THE Independent Electoral and Boundaries Commission will this week announce the winner of the multi-billion Biometric Voter Registration tender.
The commission appointed a new tender committee on Monday to fast-track the completion of the tender after the original committee resigned last weekend. "The new team began its work immediately. By Thursday, we will announce to the country the firm which has been awarded the tender," IEBC CEO James Oswago said yesterday.
The initial tender committee resigned at the weekend following disagreements with the evaluation committee over the tender for BVR kits and automated finger identification. The delay has allegedly been partly caused by senior officials in the Office of the President, who have been making phone calls for a company that was not the lowest bidder, the Star learned yesterday.
It has also emerged that the previous committee chair Praxedes Tororey clashed with vice chair E. Karisa over procurement rules. The new tender committee was formed after a day-long meeting between Chief Electoral officer James Oswago and the directors on Monday. It is chaired by IEBC's director for voter registration and electoral operations, Immaculate Kassait.
The commission is pressure to meet the deadlines so that the election can take place on March 4, 2013. The IEBC shortlisted four firms including 4G Identity Solutions of India which quoted $45 million (Sh3.72 billion), Symphony of India whose bid was $47.5 million (Sh3.9 billion), Face Technologies of South Africa at $55.3 million (Sh4.6 billion) and OnTrack of Israel at $99.4 million (Sh8.2 billion).
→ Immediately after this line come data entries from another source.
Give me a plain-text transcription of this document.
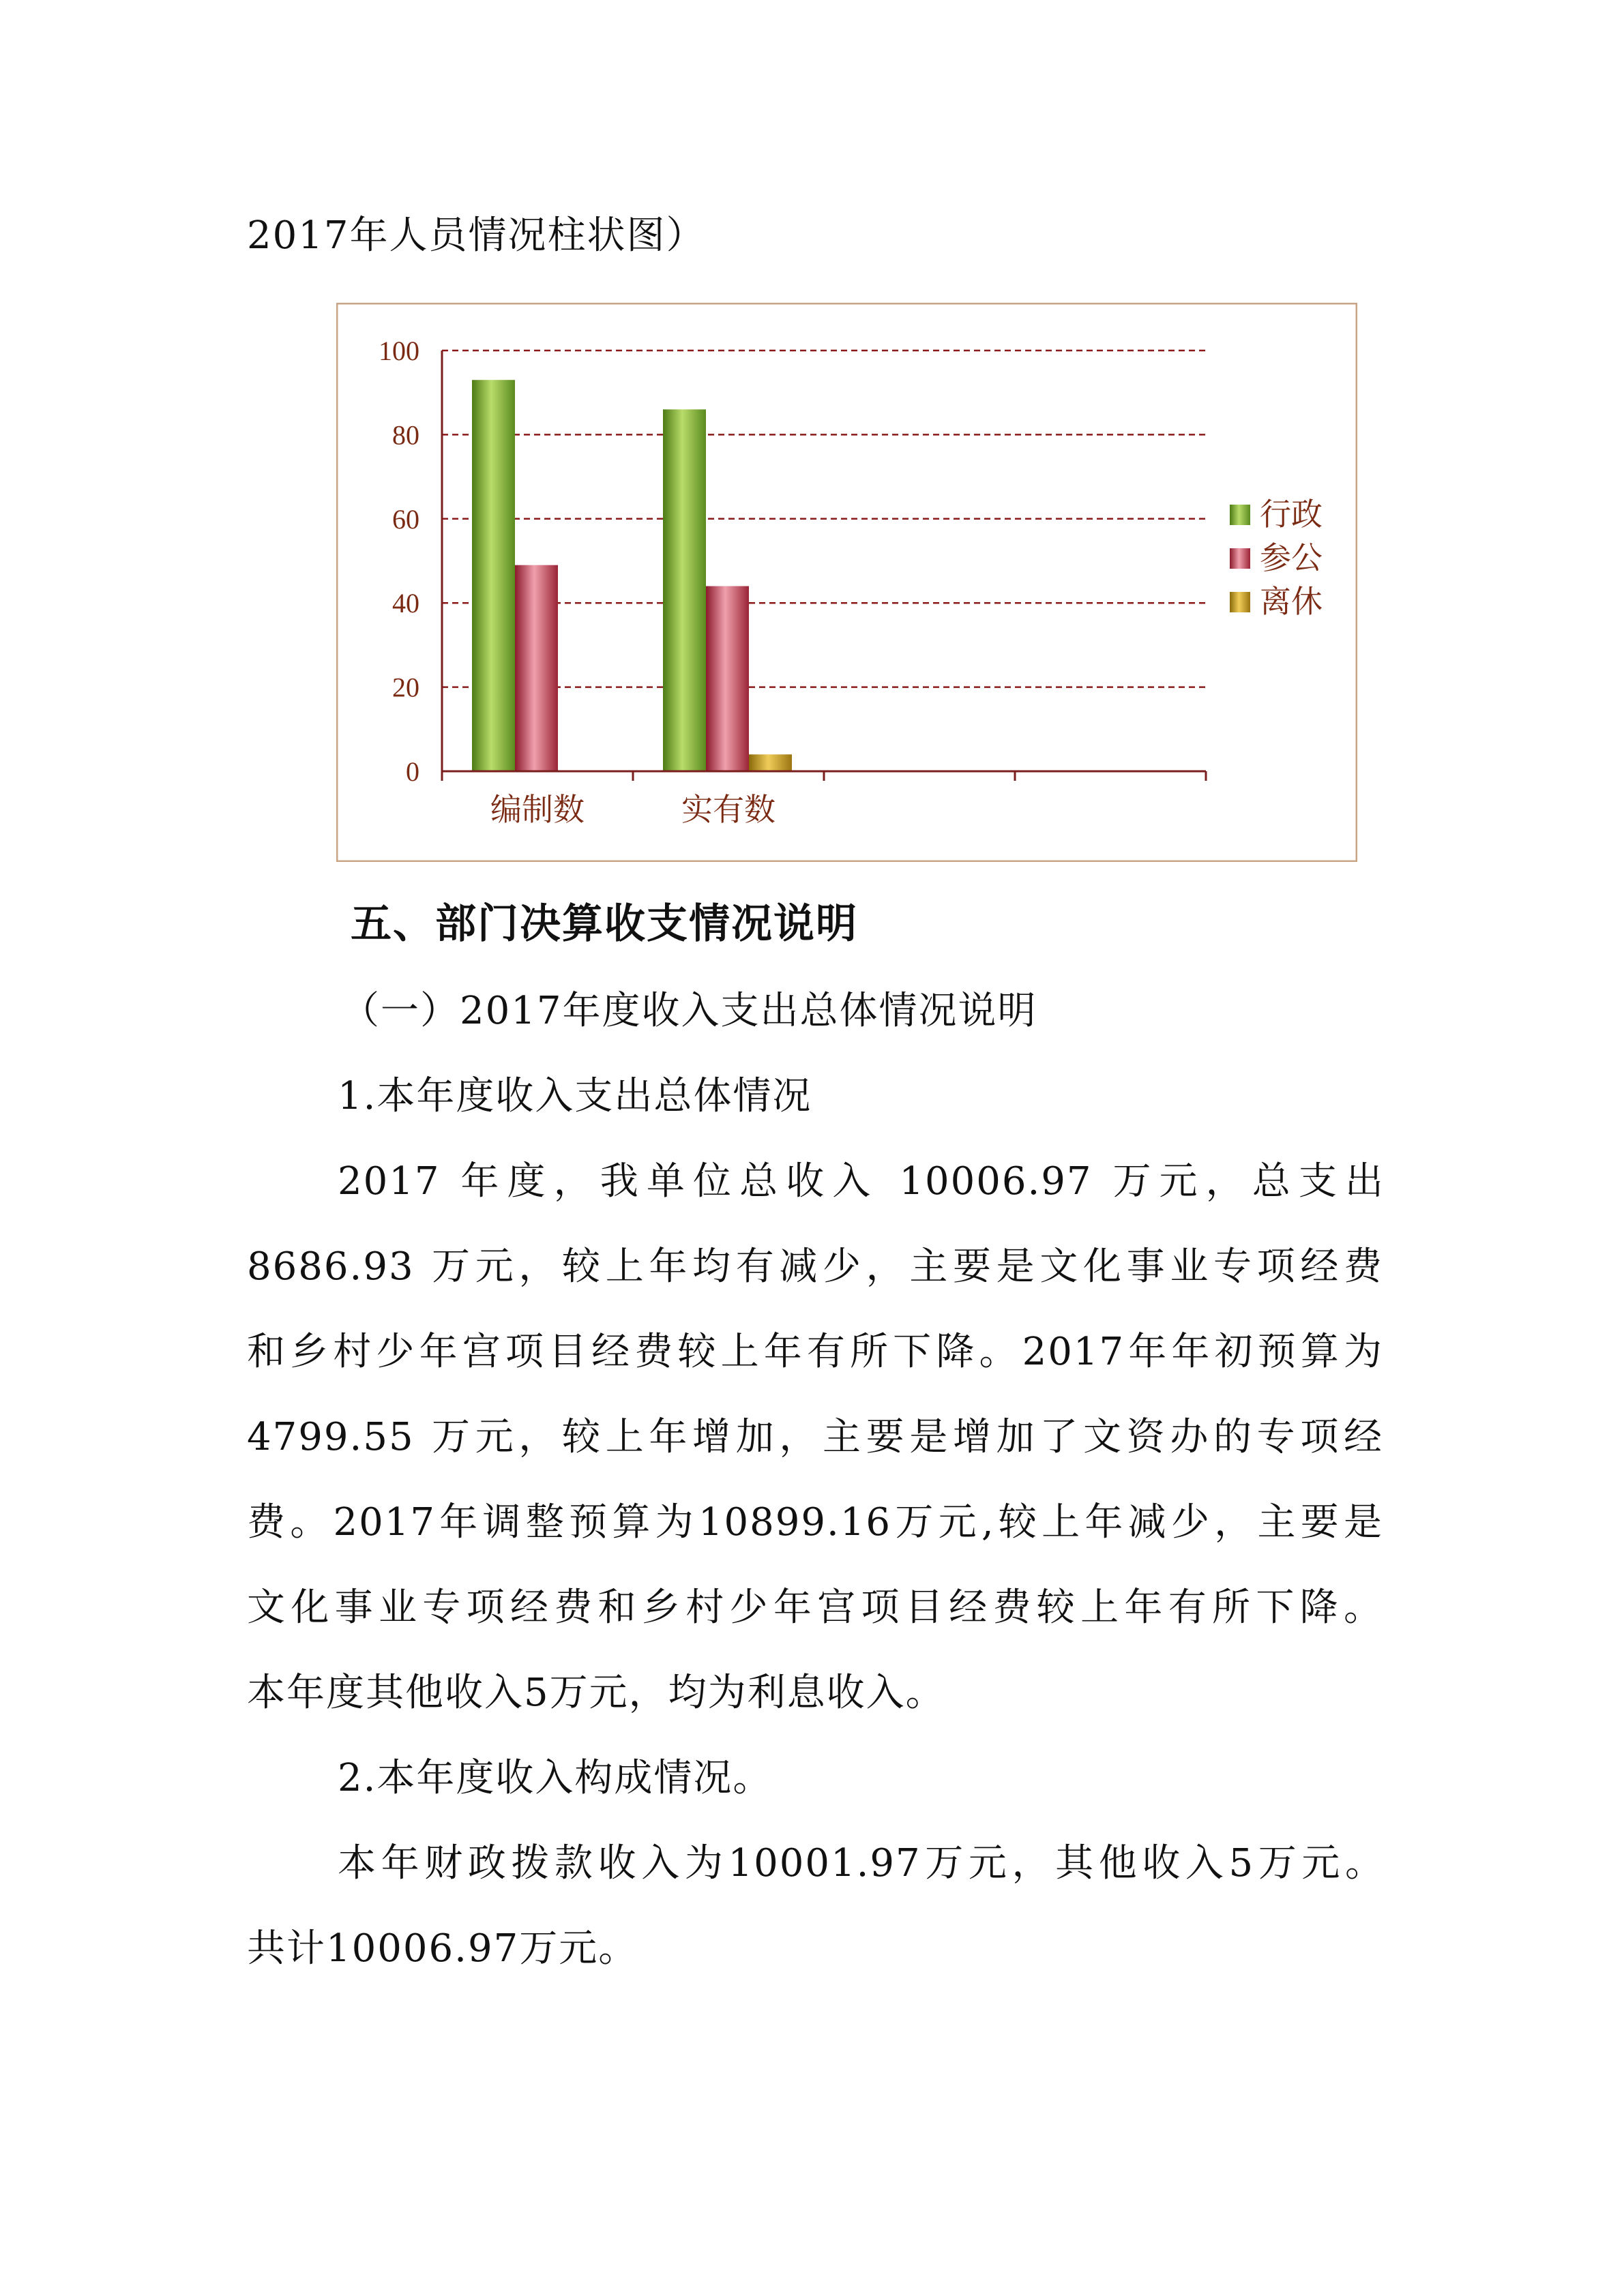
2017年人员情况柱状图）
0
20
40
60
80
100
编制数	实有数
行政
参公
离休
五、部门决算收支情况说明
（一）2017年度收入支出总体情况说明
1.本年度收入支出总体情况
2017 年度，我单位总收入 10006.97 万元，总支出
8686.93 万元，较上年均有减少，主要是文化事业专项经费
和乡村少年宫项目经费较上年有所下降。2017年年初预算为
4799.55 万元，较上年增加，主要是增加了文资办的专项经
费。2017年调整预算为10899.16万元,较上年减少，主要是
文化事业专项经费和乡村少年宫项目经费较上年有所下降。
本年度其他收入5万元，均为利息收入。
2.本年度收入构成情况。
本年财政拨款收入为10001.97万元，其他收入5万元。
共计10006.97万元。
The committee later awarded the tender to Face Technologies of South Africa which ranked third behind 4G Identity Solutions of India and Symphony of Kenya against the recommendation of the evaluation committee which recommended the Indian firm. The Public Procurement and Oversight Authority advised last week that the tender be awarded to the lowest bidder. PPOA subsequently cautioned that the tender committee was not allowed by law to modify the recommendations of the evaluation committee.
In 2009, Face Technologies which was making driving permits ran into problems with the Uganda Revenue Authority after it refused to settle $2 million in tax arrears. In the same year, the South African firm was also accused of causing $3million loss to NSSF of Uganda after it was contracted to set up an integrated management information system that failed to work.
Symphony, a 33 years old IT company based in Kenya, has undertaken large IT project for the Kenyan government. It has also worked in Uganda, Rwanda, Ethiopia and Burundi, with a 200-man development center in India for its Healthcare solution. It is currently working with a German company Dermalog who are experts in fingerprint identification.
The Canadian company Code Inc approached Symphony over possible technical assistance in case they won the tender but Symphony declined. Code successfully conducted the trial run for BVR in Kenya of 1.5 million voters in 18 constituencies last year. 4G Identity Solutions, which is based in Hyderabad, has conducted around 50 projects in India.
The Kenya High Commission in India in May recommended that they should not be awarded the tender because of queries over a sub-contract in Aadhaar. However sources said this was just a 'show cause' that was successfully answered by 4G. IEBC yesterday announced 2900 vacancies for registration clerks who will carry out the voter registration exercise countrywide for 30 days using the BVR. The IEBC is currently preparing to roll out electronic voter registration countrywide after the High Court retained the 80 new constituencies with only a few alterations.